The three-day run-up in U.S. stocks on Thursday is bringing desperately needed relief for bruised investors, but the bounce off 12-year lows is stoking fears that it may be a little too rapid to be sustainable.

A crucial characteristic of a meaningful rally is the market's ability to consolidate its gains over time to build a solid base, market technicians and strategists said.

In just three days, the Standard & Poor's 500 <.SPX> is up 11 percent. But for the year so far, the S&P is still down 16.9 percent. Since its October 2007 record high, the index is still off 52 percent.

It's way too early to say if this is the bottom, said John Kosar, market technician and president of Asbury Research in Chicago. Over the course of several weeks, you want to see the market build a base. It's more important that the market holds here and maybe even churns here instead of it being something like a rocket shooting up.

Chartists regard lengthy consolidation periods as laying the foundation for an eventual bottom.

Right now we really need to get some consolidation, said Cleveland Rueckert, market analyst at research firm Birinyi Associates Inc in Stamford, Connecticut.

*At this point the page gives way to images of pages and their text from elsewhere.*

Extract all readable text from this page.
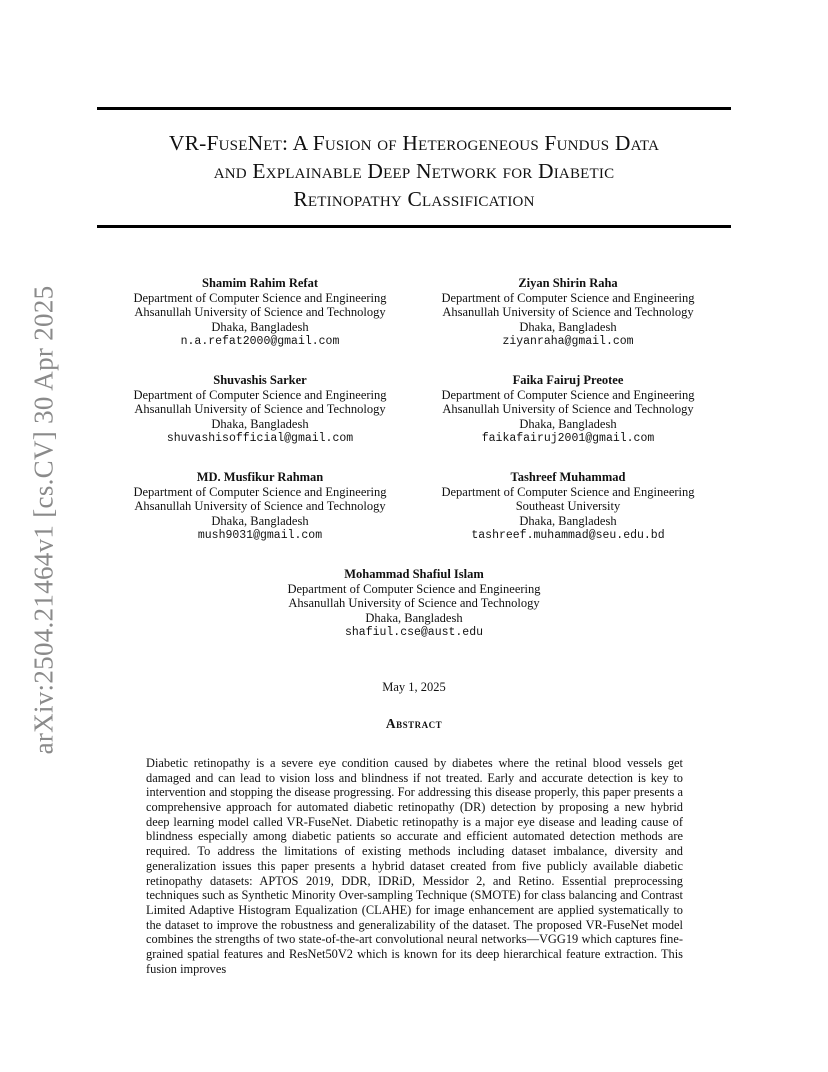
VR-FuseNet: A Fusion of Heterogeneous Fundus Data
and Explainable Deep Network for Diabetic
Retinopathy Classification
arXiv:2504.21464v1 [cs.CV] 30 Apr 2025
Shamim Rahim Refat
Department of Computer Science and Engineering
Ahsanullah University of Science and Technology
Dhaka, Bangladesh
n.a.refat2000@gmail.com
Ziyan Shirin Raha
Department of Computer Science and Engineering
Ahsanullah University of Science and Technology
Dhaka, Bangladesh
ziyanraha@gmail.com
Shuvashis Sarker
Department of Computer Science and Engineering
Ahsanullah University of Science and Technology
Dhaka, Bangladesh
shuvashisofficial@gmail.com
Faika Fairuj Preotee
Department of Computer Science and Engineering
Ahsanullah University of Science and Technology
Dhaka, Bangladesh
faikafairuj2001@gmail.com
MD. Musfikur Rahman
Department of Computer Science and Engineering
Ahsanullah University of Science and Technology
Dhaka, Bangladesh
mush9031@gmail.com
Tashreef Muhammad
Department of Computer Science and Engineering
Southeast University
Dhaka, Bangladesh
tashreef.muhammad@seu.edu.bd
Mohammad Shafiul Islam
Department of Computer Science and Engineering
Ahsanullah University of Science and Technology
Dhaka, Bangladesh
shafiul.cse@aust.edu
May 1, 2025
Abstract
Diabetic retinopathy is a severe eye condition caused by diabetes where the retinal blood vessels get damaged and can lead to vision loss and blindness if not treated. Early and accurate detection is key to intervention and stopping the disease progressing. For addressing this disease properly, this paper presents a comprehensive approach for automated diabetic retinopathy (DR) detection by proposing a new hybrid deep learning model called VR-FuseNet. Diabetic retinopathy is a major eye disease and leading cause of blindness especially among diabetic patients so accurate and efficient automated detection methods are required. To address the limitations of existing methods including dataset imbalance, diversity and generalization issues this paper presents a hybrid dataset created from five publicly available diabetic retinopathy datasets: APTOS 2019, DDR, IDRiD, Messidor 2, and Retino. Essential preprocessing techniques such as Synthetic Minority Over-sampling Technique (SMOTE) for class balancing and Contrast Limited Adaptive Histogram Equalization (CLAHE) for image enhancement are applied systematically to the dataset to improve the robustness and generalizability of the dataset. The proposed VR-FuseNet model combines the strengths of two state-of-the-art convolutional neural networks—VGG19 which captures fine-grained spatial features and ResNet50V2 which is known for its deep hierarchical feature extraction. This fusion improves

Get General Electric back above $10 and Citigroup above $2 or $3 and maybe then we'll start to get into a more comfortable area, Rueckert added. Even though we've had such good gains, it could just be short-covering as most people in the market are short-term traders right now and you're not really seeing the accumulation of stocks.

Short-covering refers to the unwinding of bets that stocks would keep going down.

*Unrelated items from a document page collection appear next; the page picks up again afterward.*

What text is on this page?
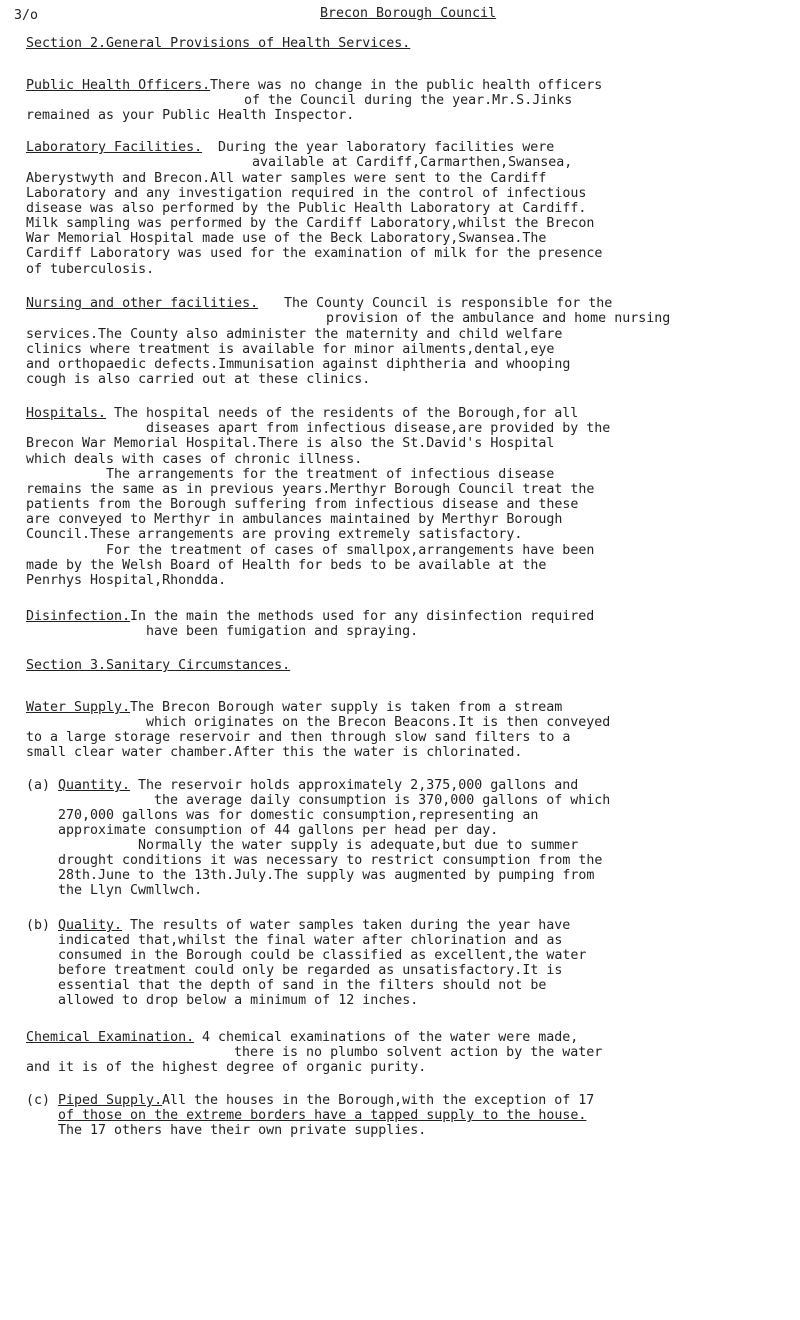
3/o	Brecon Borough Council
Section 2.General Provisions of Health Services.
Public Health Officers. There was no change in the public health officers
of the Council during the year.Mr.S.Jinks
remained as your Public Health Inspector.
Laboratory Facilities. During the year laboratory facilities were
available at Cardiff,Carmarthen,Swansea,
Aberystwyth and Brecon.All water samples were sent to the Cardiff
Laboratory and any investigation required in the control of infectious
disease was also performed by the Public Health Laboratory at Cardiff.
Milk sampling was performed by the Cardiff Laboratory,whilst the Brecon
War Memorial Hospital made use of the Beck Laboratory,Swansea.The
Cardiff Laboratory was used for the examination of milk for the presence
of tuberculosis.
Nursing and other facilities. The County Council is responsible for the
provision of the ambulance and home nursing
services.The County also administer the maternity and child welfare
clinics where treatment is available for minor ailments,dental,eye
and orthopaedic defects.Immunisation against diphtheria and whooping
cough is also carried out at these clinics.
Hospitals. The hospital needs of the residents of the Borough,for all
diseases apart from infectious disease,are provided by the
Brecon War Memorial Hospital.There is also the St.David's Hospital
which deals with cases of chronic illness.
The arrangements for the treatment of infectious disease
remains the same as in previous years.Merthyr Borough Council treat the
patients from the Borough suffering from infectious disease and these
are conveyed to Merthyr in ambulances maintained by Merthyr Borough
Council.These arrangements are proving extremely satisfactory.
For the treatment of cases of smallpox,arrangements have been
made by the Welsh Board of Health for beds to be available at the
Penrhys Hospital,Rhondda.
Disinfection. In the main the methods used for any disinfection required
have been fumigation and spraying.
Section 3.Sanitary Circumstances.
Water Supply. The Brecon Borough water supply is taken from a stream
which originates on the Brecon Beacons.It is then conveyed
to a large storage reservoir and then through slow sand filters to a
small clear water chamber.After this the water is chlorinated.
(a) Quantity. The reservoir holds approximately 2,375,000 gallons and
the average daily consumption is 370,000 gallons of which
270,000 gallons was for domestic consumption,representing an
approximate consumption of 44 gallons per head per day.
Normally the water supply is adequate,but due to summer
drought conditions it was necessary to restrict consumption from the
28th.June to the 13th.July.The supply was augmented by pumping from
the Llyn Cwmllwch.
(b) Quality. The results of water samples taken during the year have
indicated that,whilst the final water after chlorination and as
consumed in the Borough could be classified as excellent,the water
before treatment could only be regarded as unsatisfactory.It is
essential that the depth of sand in the filters should not be
allowed to drop below a minimum of 12 inches.
Chemical Examination. 4 chemical examinations of the water were made,
there is no plumbo solvent action by the water
and it is of the highest degree of organic purity.
(c) Piped Supply. All the houses in the Borough,with the exception of 17
of those on the extreme borders have a tapped supply to the house.
The 17 others have their own private supplies.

BEWARE OF VIX CLINGING TO 40

At Thursday's close, the S&P scored its best three-day run since the end of November and the Dow Jones industrial average <.DJI> ended back above 7,000 for the first time since Feb 27.

Having broken through resistance around the 715 level on Wednesday, the benchmark S&P 500 finished just above 750 on Thursday, a critical level that gave way late last month as the index made its way down to 12-year lows and a fresh intraday bear market low.

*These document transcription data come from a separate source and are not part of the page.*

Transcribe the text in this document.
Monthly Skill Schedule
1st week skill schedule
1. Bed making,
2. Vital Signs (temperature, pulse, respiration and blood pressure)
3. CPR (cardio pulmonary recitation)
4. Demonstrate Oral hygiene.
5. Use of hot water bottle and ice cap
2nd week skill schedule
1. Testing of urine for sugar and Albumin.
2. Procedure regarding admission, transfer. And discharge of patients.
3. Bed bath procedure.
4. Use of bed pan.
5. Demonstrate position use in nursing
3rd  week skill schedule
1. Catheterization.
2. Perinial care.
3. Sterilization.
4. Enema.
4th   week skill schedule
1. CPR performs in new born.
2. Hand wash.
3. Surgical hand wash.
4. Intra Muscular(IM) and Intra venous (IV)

Another source of discomfort about the latest bounce is the fact that the CBOE Volatility Index <.VIX> , also known as Wall Street's fear gauge, remains elevated at around 40 and in a range at which the market's previous recovery attempts have faltered since November.

Additionally, analysts noted that high-yield spreads are still too wide, short-term credit spreads are creeping back up, and upside equity volume has yet to pick up speed despite improving slightly on Tuesday and on Thursday.

Even so, other analysts said the three-day advance could be another attempt at a turnaround, albeit over a lengthy period.

It's a rally across a range within the context of the base-building pattern we've been in for the last six months, said Marc Pado, U.S. market strategist at Cantor Fitzgerald & Co in San Francisco.